Regularly check collection sizes. Alert when they exceed thresholds.

Risks

Hot Key Risks

RiskImpact
Single shard overloadOne node CPU at 100%, others idle
Increased latencyAll requests to that key queue up
Cluster imbalanceUneven memory and CPU distribution
Cascading failureOverloaded shard affects all keys on it

Big Key Risks

RiskImpact
Slow operationsHGETALL on 1M fields blocks Redis for seconds
Memory spikesSudden allocation of large memory blocks
Slow DELDeleting a big key blocks Redis (use UNLINK instead)
Replication lagBig key changes generate large replication payloads
Backup issuesRDB/AOF operations slow down

Solutions for Hot Keys

Solution 1: Local Cache (L1)

Cache the hot key in application memory. Reduces Redis load dramatically:

SET config:global '{"feature_flags":{"dark_mode":true}}' EX 60
GET config:global

Your app caches this locally for 5 seconds. 1000 requests/second become 1 Redis read per 5 seconds.

Solution 2: Read Replicas

Route read traffic to replicas. The primary handles writes only.

Solution 3: Key Splitting

Split one hot key into N sub-keys. Distribute reads across them:

SET hotkey:product:2001:0 '{"name":"Widget","price":9.99}'
SET hotkey:product:2001:1 '{"name":"Widget","price":9.99}'
SET hotkey:product:2001:2 '{"name":"Widget","price":9.99}'

Application reads from hotkey:product:2001:{hash(request_id) % 3}. In a cluster, these sub-keys may land on different shards.

Solutions for Big Keys

Solution 1: Split into Smaller Keys

Instead of one Hash with 1M fields, split by range:

HSET user:bucket:0 "user:0" "data" "user:1" "data"
HSET user:bucket:1 "user:1000" "data" "user:1001" "data"
HLEN user:bucket:0

Bucket by user_id / 1000.

Solution 2: Use UNLINK Instead of DEL

SET bigkey "some large value"
UNLINK bigkey

UNLINK is non-blocking — it removes the key from the keyspace immediately and frees memory in a background thread. DEL blocks until memory is freed.
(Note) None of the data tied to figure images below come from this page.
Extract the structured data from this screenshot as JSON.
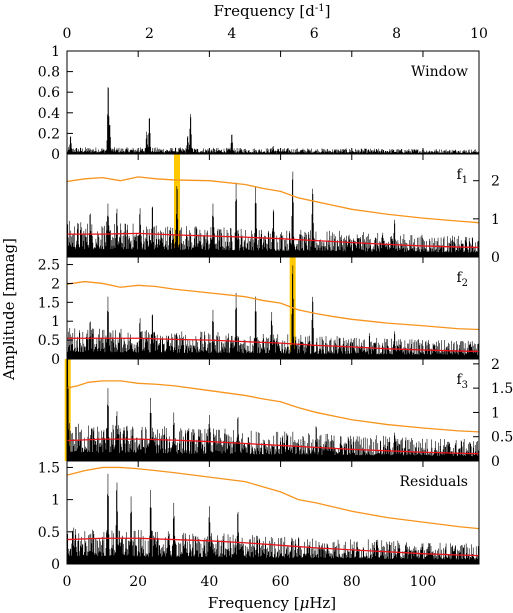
{
  "chart_data": {
    "type": "line",
    "top_axis": {
      "label_text": "Frequency [d",
      "label_exp": "-1",
      "label_close": "]",
      "range": [
        0,
        10
      ],
      "ticks": [
        0,
        2,
        4,
        6,
        8,
        10
      ]
    },
    "xlabel": {
      "text": "Frequency [",
      "mu": "μ",
      "rest": "Hz]"
    },
    "ylabel": "Amplitude [mmag]",
    "xlim": [
      0,
      115.74
    ],
    "xticks": [
      0,
      20,
      40,
      60,
      80,
      100
    ],
    "colors": {
      "spectrum": "#000000",
      "noise_high": "#f7941d",
      "noise_low": "#e8141c",
      "marker": "#ffc800"
    },
    "panels": [
      {
        "label": "Window",
        "label_sub": "",
        "ylim": [
          0,
          1
        ],
        "yticks_left": [
          "1",
          "0.8",
          "0.6",
          "0.4",
          "0.2",
          "0"
        ],
        "ytick_values_left": [
          1,
          0.8,
          0.6,
          0.4,
          0.2,
          0
        ],
        "yticks_right": [],
        "ytick_values_right": [],
        "peaks": [
          [
            11.57,
            0.69
          ],
          [
            12.0,
            0.3
          ],
          [
            23.15,
            0.37
          ],
          [
            22.4,
            0.22
          ],
          [
            34.7,
            0.4
          ],
          [
            33.9,
            0.18
          ],
          [
            46.3,
            0.2
          ],
          [
            1.0,
            0.18
          ],
          [
            57.9,
            0.08
          ]
        ],
        "base_amp": 0.06,
        "decay": true,
        "noise_high": null,
        "noise_low": null,
        "marker": null
      },
      {
        "label": "f",
        "label_sub": "1",
        "ylim": [
          0,
          2.7
        ],
        "yticks_left": [],
        "ytick_values_left": [],
        "yticks_right": [
          "2",
          "1",
          "0"
        ],
        "ytick_values_right": [
          2,
          1,
          0
        ],
        "peaks": [
          [
            30.9,
            1.95
          ],
          [
            63.4,
            2.3
          ],
          [
            11.5,
            1.4
          ],
          [
            47.5,
            1.95
          ],
          [
            53.0,
            1.85
          ],
          [
            69.0,
            1.85
          ],
          [
            41.0,
            1.4
          ],
          [
            24.0,
            1.4
          ],
          [
            20.5,
            1.3
          ],
          [
            6.5,
            1.2
          ],
          [
            14.0,
            1.3
          ],
          [
            58.0,
            1.3
          ],
          [
            92.0,
            1.0
          ]
        ],
        "base_amp": 0.85,
        "decay": false,
        "noise_high": [
          [
            0,
            1.98
          ],
          [
            5,
            2.05
          ],
          [
            10,
            2.08
          ],
          [
            15,
            2.0
          ],
          [
            20,
            2.1
          ],
          [
            25,
            2.05
          ],
          [
            30,
            2.02
          ],
          [
            40,
            2.0
          ],
          [
            50,
            1.9
          ],
          [
            55,
            1.8
          ],
          [
            60,
            1.72
          ],
          [
            65,
            1.55
          ],
          [
            70,
            1.45
          ],
          [
            75,
            1.35
          ],
          [
            80,
            1.25
          ],
          [
            90,
            1.12
          ],
          [
            100,
            1.02
          ],
          [
            110,
            0.94
          ],
          [
            115.74,
            0.9
          ]
        ],
        "noise_low": [
          [
            0,
            0.6
          ],
          [
            10,
            0.6
          ],
          [
            20,
            0.62
          ],
          [
            30,
            0.58
          ],
          [
            40,
            0.55
          ],
          [
            50,
            0.52
          ],
          [
            60,
            0.48
          ],
          [
            70,
            0.43
          ],
          [
            80,
            0.38
          ],
          [
            90,
            0.33
          ],
          [
            100,
            0.29
          ],
          [
            110,
            0.26
          ],
          [
            115.74,
            0.25
          ]
        ],
        "marker": 30.9
      },
      {
        "label": "f",
        "label_sub": "2",
        "ylim": [
          0,
          2.7
        ],
        "yticks_left": [
          "2.5",
          "2",
          "1.5",
          "1",
          "0.5",
          "0"
        ],
        "ytick_values_left": [
          2.5,
          2,
          1.5,
          1,
          0.5,
          0
        ],
        "yticks_right": [],
        "ytick_values_right": [],
        "peaks": [
          [
            63.4,
            2.55
          ],
          [
            11.5,
            1.65
          ],
          [
            47.5,
            1.75
          ],
          [
            53.0,
            1.65
          ],
          [
            69.0,
            1.7
          ],
          [
            24.0,
            1.25
          ],
          [
            41.0,
            1.3
          ],
          [
            20.5,
            1.1
          ],
          [
            6.5,
            1.05
          ],
          [
            57.5,
            1.25
          ],
          [
            92.0,
            0.75
          ],
          [
            85.0,
            0.7
          ]
        ],
        "base_amp": 0.75,
        "decay": false,
        "noise_high": [
          [
            0,
            1.98
          ],
          [
            5,
            2.05
          ],
          [
            10,
            2.0
          ],
          [
            15,
            1.9
          ],
          [
            20,
            1.95
          ],
          [
            25,
            1.92
          ],
          [
            30,
            1.85
          ],
          [
            40,
            1.75
          ],
          [
            50,
            1.65
          ],
          [
            55,
            1.55
          ],
          [
            60,
            1.48
          ],
          [
            65,
            1.3
          ],
          [
            70,
            1.2
          ],
          [
            75,
            1.12
          ],
          [
            80,
            1.05
          ],
          [
            90,
            0.95
          ],
          [
            100,
            0.88
          ],
          [
            110,
            0.8
          ],
          [
            115.74,
            0.78
          ]
        ],
        "noise_low": [
          [
            0,
            0.55
          ],
          [
            10,
            0.55
          ],
          [
            20,
            0.55
          ],
          [
            30,
            0.52
          ],
          [
            40,
            0.5
          ],
          [
            50,
            0.46
          ],
          [
            60,
            0.42
          ],
          [
            70,
            0.36
          ],
          [
            80,
            0.32
          ],
          [
            90,
            0.27
          ],
          [
            100,
            0.24
          ],
          [
            110,
            0.21
          ],
          [
            115.74,
            0.2
          ]
        ],
        "marker": 63.4
      },
      {
        "label": "f",
        "label_sub": "3",
        "ylim": [
          0,
          2.1
        ],
        "yticks_left": [],
        "ytick_values_left": [],
        "yticks_right": [
          "2",
          "1.5",
          "1",
          "0.5",
          "0"
        ],
        "ytick_values_right": [
          2,
          1.5,
          1,
          0.5,
          0
        ],
        "peaks": [
          [
            0.2,
            2.1
          ],
          [
            11.5,
            1.5
          ],
          [
            23.5,
            1.3
          ],
          [
            14.0,
            1.05
          ],
          [
            30.0,
            1.0
          ],
          [
            40.0,
            0.95
          ],
          [
            48.0,
            0.95
          ],
          [
            92.0,
            0.6
          ],
          [
            70.0,
            0.75
          ]
        ],
        "base_amp": 0.7,
        "decay": false,
        "noise_high": [
          [
            0,
            1.5
          ],
          [
            3,
            1.55
          ],
          [
            6,
            1.62
          ],
          [
            10,
            1.65
          ],
          [
            15,
            1.65
          ],
          [
            20,
            1.6
          ],
          [
            25,
            1.58
          ],
          [
            30,
            1.55
          ],
          [
            40,
            1.45
          ],
          [
            50,
            1.35
          ],
          [
            55,
            1.28
          ],
          [
            60,
            1.22
          ],
          [
            65,
            1.1
          ],
          [
            70,
            1.0
          ],
          [
            80,
            0.85
          ],
          [
            90,
            0.75
          ],
          [
            100,
            0.68
          ],
          [
            110,
            0.62
          ],
          [
            115.74,
            0.6
          ]
        ],
        "noise_low": [
          [
            0,
            0.42
          ],
          [
            10,
            0.45
          ],
          [
            20,
            0.45
          ],
          [
            30,
            0.43
          ],
          [
            40,
            0.4
          ],
          [
            50,
            0.36
          ],
          [
            60,
            0.32
          ],
          [
            70,
            0.28
          ],
          [
            80,
            0.24
          ],
          [
            90,
            0.21
          ],
          [
            100,
            0.18
          ],
          [
            110,
            0.16
          ],
          [
            115.74,
            0.15
          ]
        ],
        "marker": 0.2
      },
      {
        "label": "Residuals",
        "label_sub": "",
        "ylim": [
          0,
          1.6
        ],
        "yticks_left": [
          "1.5",
          "1",
          "0.5",
          "0"
        ],
        "ytick_values_left": [
          1.5,
          1,
          0.5,
          0
        ],
        "yticks_right": [],
        "ytick_values_right": [],
        "peaks": [
          [
            11.5,
            1.4
          ],
          [
            14.0,
            1.3
          ],
          [
            23.5,
            1.15
          ],
          [
            18.0,
            1.05
          ],
          [
            30.0,
            0.95
          ],
          [
            40.0,
            0.9
          ],
          [
            48.0,
            0.85
          ]
        ],
        "base_amp": 0.5,
        "decay": false,
        "noise_high": [
          [
            0,
            1.38
          ],
          [
            5,
            1.45
          ],
          [
            10,
            1.5
          ],
          [
            15,
            1.5
          ],
          [
            20,
            1.48
          ],
          [
            25,
            1.45
          ],
          [
            30,
            1.42
          ],
          [
            40,
            1.35
          ],
          [
            50,
            1.28
          ],
          [
            55,
            1.2
          ],
          [
            60,
            1.12
          ],
          [
            65,
            1.0
          ],
          [
            70,
            0.95
          ],
          [
            80,
            0.82
          ],
          [
            90,
            0.72
          ],
          [
            100,
            0.65
          ],
          [
            110,
            0.58
          ],
          [
            115.74,
            0.55
          ]
        ],
        "noise_low": [
          [
            0,
            0.38
          ],
          [
            10,
            0.4
          ],
          [
            20,
            0.4
          ],
          [
            30,
            0.38
          ],
          [
            40,
            0.36
          ],
          [
            50,
            0.33
          ],
          [
            60,
            0.29
          ],
          [
            70,
            0.25
          ],
          [
            80,
            0.22
          ],
          [
            90,
            0.19
          ],
          [
            100,
            0.16
          ],
          [
            110,
            0.14
          ],
          [
            115.74,
            0.13
          ]
        ],
        "marker": null
      }
    ]
  }
}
Solution 3: Lazy Deletion with SCAN

For big collections, delete in batches:

HSET bighash f1 "v1" f2 "v2" f3 "v3" f4 "v4" f5 "v5"
HSCAN bighash 0 COUNT 2
HDEL bighash f1 f2
HLEN bighash

Scan and delete in small batches to avoid blocking.

Solution 4: Set Limits

Prevent big keys from forming in the first place:

  • Cap List length with LTRIM after each push.
  • Cap ZSET size with ZREMRANGEBYRANK.
  • Cap Stream length with MAXLEN.
RPUSH bounded:list "a" "b" "c" "d" "e" "f" "g" "h"
LTRIM bounded:list -5 -1
LRANGE bounded:list 0 -1

Monitoring Checklist

  1. Run redis-cli --bigkeys weekly.
  2. Set up alerts for collection sizes exceeding thresholds.
  3. Monitor per-key memory with MEMORY USAGE for suspected big keys.
  4. Track command latency with SLOWLOG GET.
  5. Use INFO commandstats to identify hot command patterns.
SLOWLOG GET 5
INFO commandstats

Try It in the Editor

Head to the Redis Online Editor and practice detection commands:

HSET user:profile f1 "v1" f2 "v2" f3 "v3" f4 "v4" f5 "v5"
HLEN user:profile
MEMORY USAGE user:profile
OBJECT ENCODING user:profile

RPUSH mylist "a" "b" "c" "d" "e" "f" "g" "h" "i" "j"
LLEN mylist
LTRIM mylist -5 -1
LRANGE mylist 0 -1

SET bigstring "hello world this is a test"
UNLINK bigstring
EXISTS bigstring

Practice the detection and cleanup patterns. In production, these commands are your first line of defense against performance degradation.